Em seguida, Lays conquistou a primeira colocação no Miss Brasil Infantil/MG, realizado em novembro na cidade de Uberlândia. No dia 20 de julho será realizado outro concurso de nível nacional na cidade de São Paulo. A família da garota pede o apoio da iniciativa privada e do poder público para representar a cidade no evento.

Para chegar até aqui, Lays foi selecionada pelo olheiro Dilson Stein, que descobriu a modelo Gisele Bundchen.

 

Dilson Stein (olheiro)

 

 

 

 

 

De acordo com o site do Miss Brasil infantil, o concurso é o maior da atualidade. “A criança não pode usar maquiagem e nem traje de banho, tem uma prova de leitura e apresentação do seu brinquedo favorito, desfile de gala e uma apresentação artística”, explica a mãe Ana Cláudia.

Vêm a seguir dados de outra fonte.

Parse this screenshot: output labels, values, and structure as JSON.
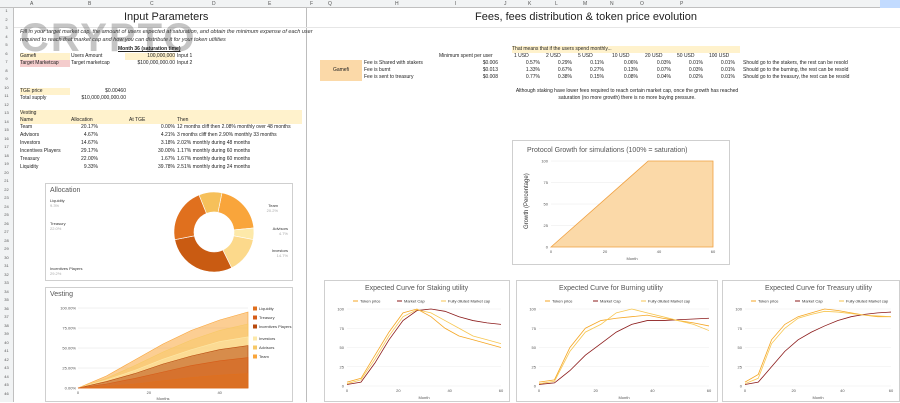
{
  "watermark": "CRYPTO",
  "columns": [
    "A",
    "B",
    "C",
    "D",
    "E",
    "F",
    "Q",
    "H",
    "I",
    "J",
    "K",
    "L",
    "M",
    "N",
    "O",
    "P"
  ],
  "left": {
    "title": "Input Parameters",
    "instructions": "Fill in your target market cap, the amount of users expected at saturation, and obtain the minimum expense of each user required to reach that market cap and how you can distribute it for your token utilities",
    "month36_header": "Month 36 (saturation time)",
    "rows": [
      {
        "label": "Gamefi",
        "sub": "Users Amount",
        "value": "100,000,000",
        "note": "Input 1"
      },
      {
        "label": "Target Marketcap",
        "sub": "Target marketcap",
        "value": "$100,000,000.00",
        "note": "Input 2"
      }
    ],
    "tge_price_label": "TGE price",
    "tge_price": "$0.00460",
    "total_supply_label": "Total supply",
    "total_supply": "$10,000,000,000.00",
    "vesting_title": "Vesting",
    "vesting_headers": [
      "Name",
      "Allocation",
      "At TGE",
      "Then"
    ],
    "vesting_rows": [
      [
        "Team",
        "20.17%",
        "0.00%",
        "12 months cliff then 2.08% monthly over 48 months"
      ],
      [
        "Advisors",
        "4.67%",
        "4.21%",
        "3 months cliff then 2.90% monthly 33 months"
      ],
      [
        "Investors",
        "14.67%",
        "3.18%",
        "2.02% monthly during 48 months"
      ],
      [
        "Incentives Players",
        "29.17%",
        "30.00%",
        "1.17% monthly during 60 months"
      ],
      [
        "Treasury",
        "22.00%",
        "1.67%",
        "1.67% monthly during 60 months"
      ],
      [
        "Liquidity",
        "9.33%",
        "39.78%",
        "2.51% monthly during 24 months"
      ]
    ]
  },
  "right": {
    "title": "Fees, fees distribution & token price evolution",
    "min_spent_header": "Minimum spent per user",
    "users_spend_header": "That means that if the users spend monthly...",
    "spend_cols": [
      "1 USD",
      "2 USD",
      "5 USD",
      "10 USD",
      "20 USD",
      "50 USD",
      "100 USD"
    ],
    "gamefi_label": "Gamefi",
    "fee_rows": [
      {
        "label": "Fee is Shared with stakers",
        "min": "$0.006",
        "vals": [
          "0.57%",
          "0.29%",
          "0.11%",
          "0.06%",
          "0.03%",
          "0.01%",
          "0.01%"
        ],
        "note": "Should go to the stakers, the rest can be resold"
      },
      {
        "label": "Fee is burnt",
        "min": "$0.013",
        "vals": [
          "1.33%",
          "0.67%",
          "0.27%",
          "0.13%",
          "0.07%",
          "0.03%",
          "0.01%"
        ],
        "note": "Should go to the burning, the rest can be resold"
      },
      {
        "label": "Fee is sent to treasury",
        "min": "$0.008",
        "vals": [
          "0.77%",
          "0.38%",
          "0.15%",
          "0.08%",
          "0.04%",
          "0.02%",
          "0.01%"
        ],
        "note": "Should go to the treasury, the rest can be resold"
      }
    ],
    "staking_note": "Although staking have lower fees required to reach certain market cap, once the growth has reached saturation (no more growth) there is no more buying pressure."
  },
  "charts": {
    "allocation": {
      "title": "Allocation",
      "slices": [
        {
          "name": "Team",
          "value": 20.2,
          "pct": "20.2%",
          "color": "#f9a53b"
        },
        {
          "name": "Advisors",
          "value": 4.7,
          "pct": "4.7%",
          "color": "#fde9a9"
        },
        {
          "name": "Investors",
          "value": 14.7,
          "pct": "14.7%",
          "color": "#fcd98b"
        },
        {
          "name": "Incentives Players",
          "value": 29.2,
          "pct": "29.2%",
          "color": "#c95b12"
        },
        {
          "name": "Treasury",
          "value": 22.0,
          "pct": "22.0%",
          "color": "#e0701e"
        },
        {
          "name": "Liquidity",
          "value": 9.3,
          "pct": "9.3%",
          "color": "#f6c05a"
        }
      ]
    },
    "vesting": {
      "title": "Vesting",
      "xlabel": "Months",
      "y_ticks": [
        "100.00%",
        "75.00%",
        "50.00%",
        "25.00%",
        "0.00%"
      ],
      "x_ticks": [
        "0",
        "20",
        "40"
      ],
      "legend": [
        {
          "name": "Liquidity",
          "color": "#e0701e"
        },
        {
          "name": "Treasury",
          "color": "#d65c18"
        },
        {
          "name": "Incentives Players",
          "color": "#b84a0e"
        },
        {
          "name": "Investors",
          "color": "#fde9a9"
        },
        {
          "name": "Advisors",
          "color": "#f7c866"
        },
        {
          "name": "Team",
          "color": "#f9a53b"
        }
      ]
    },
    "growth": {
      "title": "Protocol Growth for simulations (100% = saturation)",
      "ylabel": "Growth (Percentage)",
      "xlabel": "Month",
      "y_ticks": [
        "100",
        "75",
        "50",
        "25",
        "0"
      ],
      "x_ticks": [
        "0",
        "20",
        "40",
        "60"
      ]
    },
    "staking": {
      "title": "Expected Curve for Staking utility",
      "xlabel": "Month"
    },
    "burning": {
      "title": "Expected Curve for Burning utility",
      "xlabel": "Month"
    },
    "treasury": {
      "title": "Expected Curve for Treasury  utility",
      "xlabel": "Month"
    },
    "curve_legend": [
      "Token price",
      "Market Cap",
      "Fully diluted Market cap"
    ],
    "curve_y_ticks": [
      "100",
      "75",
      "50",
      "25",
      "0"
    ],
    "curve_x_ticks": [
      "0",
      "20",
      "40",
      "60"
    ],
    "chart_data": [
      {
        "type": "pie",
        "title": "Allocation",
        "categories": [
          "Team",
          "Advisors",
          "Investors",
          "Incentives Players",
          "Treasury",
          "Liquidity"
        ],
        "values": [
          20.2,
          4.7,
          14.7,
          29.2,
          22.0,
          9.3
        ]
      },
      {
        "type": "line",
        "title": "Protocol Growth for simulations (100% = saturation)",
        "x": [
          0,
          36,
          60
        ],
        "values": [
          0,
          100,
          100
        ],
        "xlabel": "Month",
        "ylabel": "Growth (Percentage)",
        "ylim": [
          0,
          100
        ]
      }
    ]
  }
}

O evento prepara a criança para a própria interação, e não apenas para a disputa do título, enfatizando a importância da experiência de participar, muito mais do que vencer. A idéia é motivar as pequenas misses a transformar a disputa em uma brincadeira.

Ainda segundo o site, a criança e a família recebem acompanhamento pedagógico e de conscientização com objetivo de preparar todos para possibilidades futuras. A escolha vai depender da adequação às “qualidades” da participante: modelo, manequim, apresentadora de TV, atriz, garota propaganda etc.

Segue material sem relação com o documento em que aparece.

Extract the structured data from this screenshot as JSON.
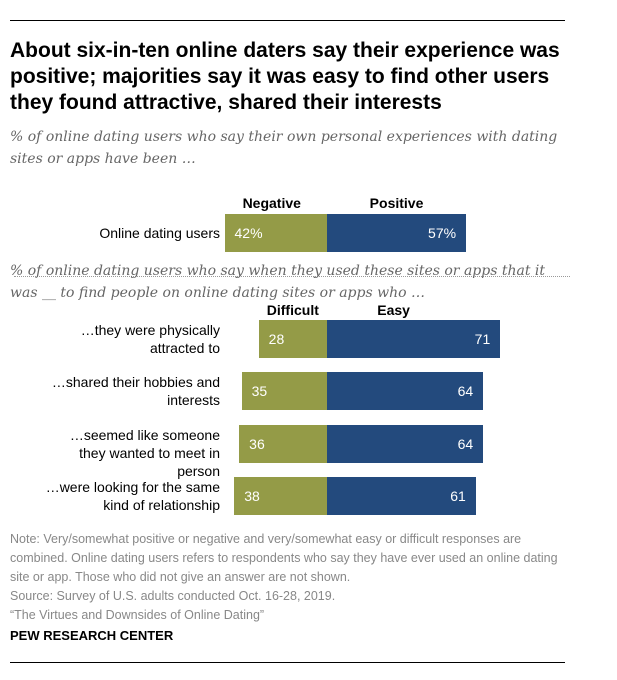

A equipe do Miss Brasil  é responsável pela conscientização das participantes e seus familiares para a amplitude do mercado de trabalho e das oportunidades típicas dessa faixa etária. Mais do que construir (e perpetuar) padrões, o Miss Brasil Infantil vai observar e desenvolver o potencial exclusivo de cada uma das finalistas.

“O “Miss Brasil Infantil” é um espetáculo lúdico, socialmente responsável, economicamente justo e, como tal, deverá se consolidar, enquanto marca e propósito, como um acontecimento não apenas de beleza, mas também de arte, cultura, bem-estar e responsabilidade social”, acrescenta Ana Cláudia.